Just a guess I’m throwing out here folks … no facts … just gut instincts writing this.
Peace.
Peace.
How much of this patient’s behavior is conditioned by society’s norms?
We went from a Victorian histrionic age to a Narcissistic age?
In my time, since the 60s, it’s been an anything goes attitude, progressing as each decade passes? What was considered abnormal behavior in Victorian society is considered obsolete, null or old fashioned behavior in today’s society.
I dunno.. my first husband was certainly a perfectionist at his job, but otherwise he had a pretty much “it’s good enough” attitude.. and what a Tom Sawyer.. if he could get someone else to do it for him, so much the better.
I am the perfectionist in this family.. but I try to fight it because that can make ya so depressed.. as we all know, nothing is perfect and nobody is perfect but one.
last night i had a dream about the x.. he was asking me if i was coming over after work to discuss us. that would never happen. i realize the past couple months have been a blur. the pain they cause is so deep. ive been faking it till i make it, as they say. im so used to being part of a couple, rather it was dysfunctional or not, i was still part of a couple. that is a big change. the past two years everyone has known me or seen me in a relationship. Hanging out with the same people but being single now, even that it such a odd feeling.
i miss that sharing with someone. i miss that someone to always have things to do with. im a relationship type person, i like being in them. so i miss it. but only settle for the best!

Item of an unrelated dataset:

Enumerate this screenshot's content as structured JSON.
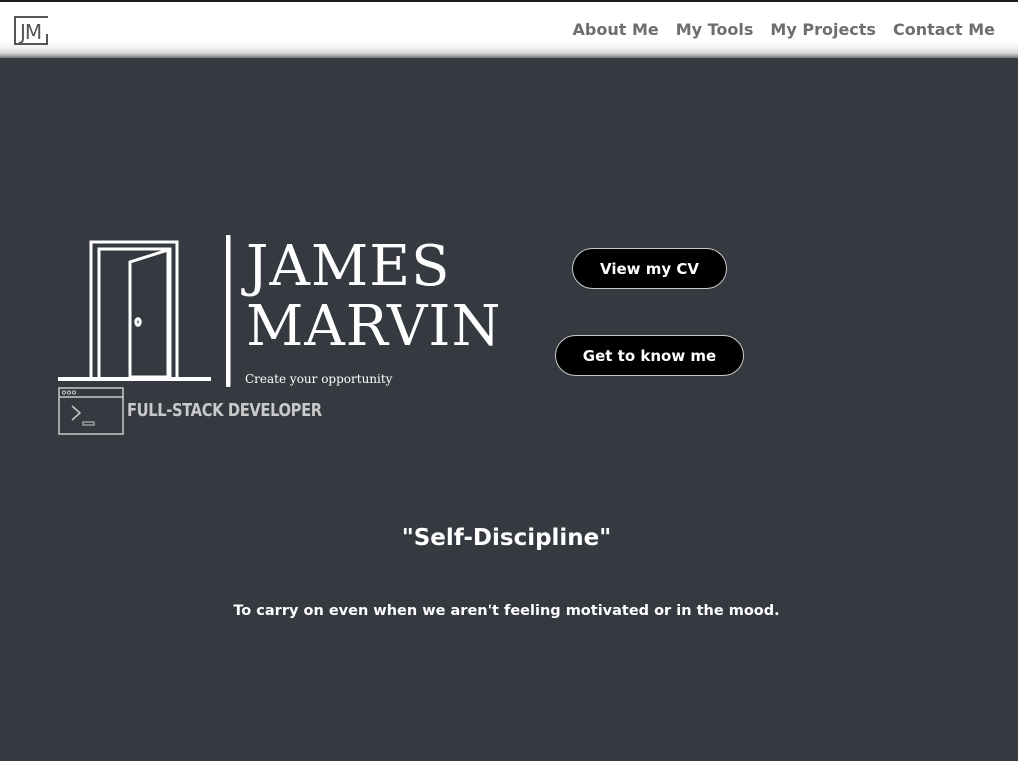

BTW….i met this person in my class, who ive always talked to in class for the past month. this person has asked me to do things or go to lunch and ive always said no im busy or whatever…come to find out he has a gf… he admitted that he lied and it had no emotional pull for me since ive known him a month. but to experience someone lying to me since the x, i felt the change in me, and i felt the red flags go up. i already wrote the guy the off now. wont ever plan to go to lunch with him. not even thinking about getting to know him better and im not even putting that person in my life…i feel proud of myself for not giving it an excuse. people always show you who they are the first time around.
Dear Blondie,
GOOD FOR YOU GF!
Quote: “only settle for the best!”
You have got that right, ONLY THE BEST! Why would anyone settle for less? We have had the worst, so we know what it is like and we are not going to settle ever again! It isn’t worth it! We need to find someone who is WORTHY OF US, and not just anyone will do!
Good for you Blondie!
BTW peeps I’m taking this Human Relations class.. and boy is it ever an eye opener. And I didn’t think I had anything left to learn at this tiny campus. I’m going to post some of the cool stuff from my book soon.
Kat I have a friend who has problems with setting boundaries and people are always imposing on her for favors, and she is taking an assertivness class at her local community college. I think that is great! There are lots of things in our communities that we can learn, we just have to look for them. Lots of resources to tap into.
Good for you! Will be anxious to see some of the things you get out of the class, maybe your class will helpl the rest of us too!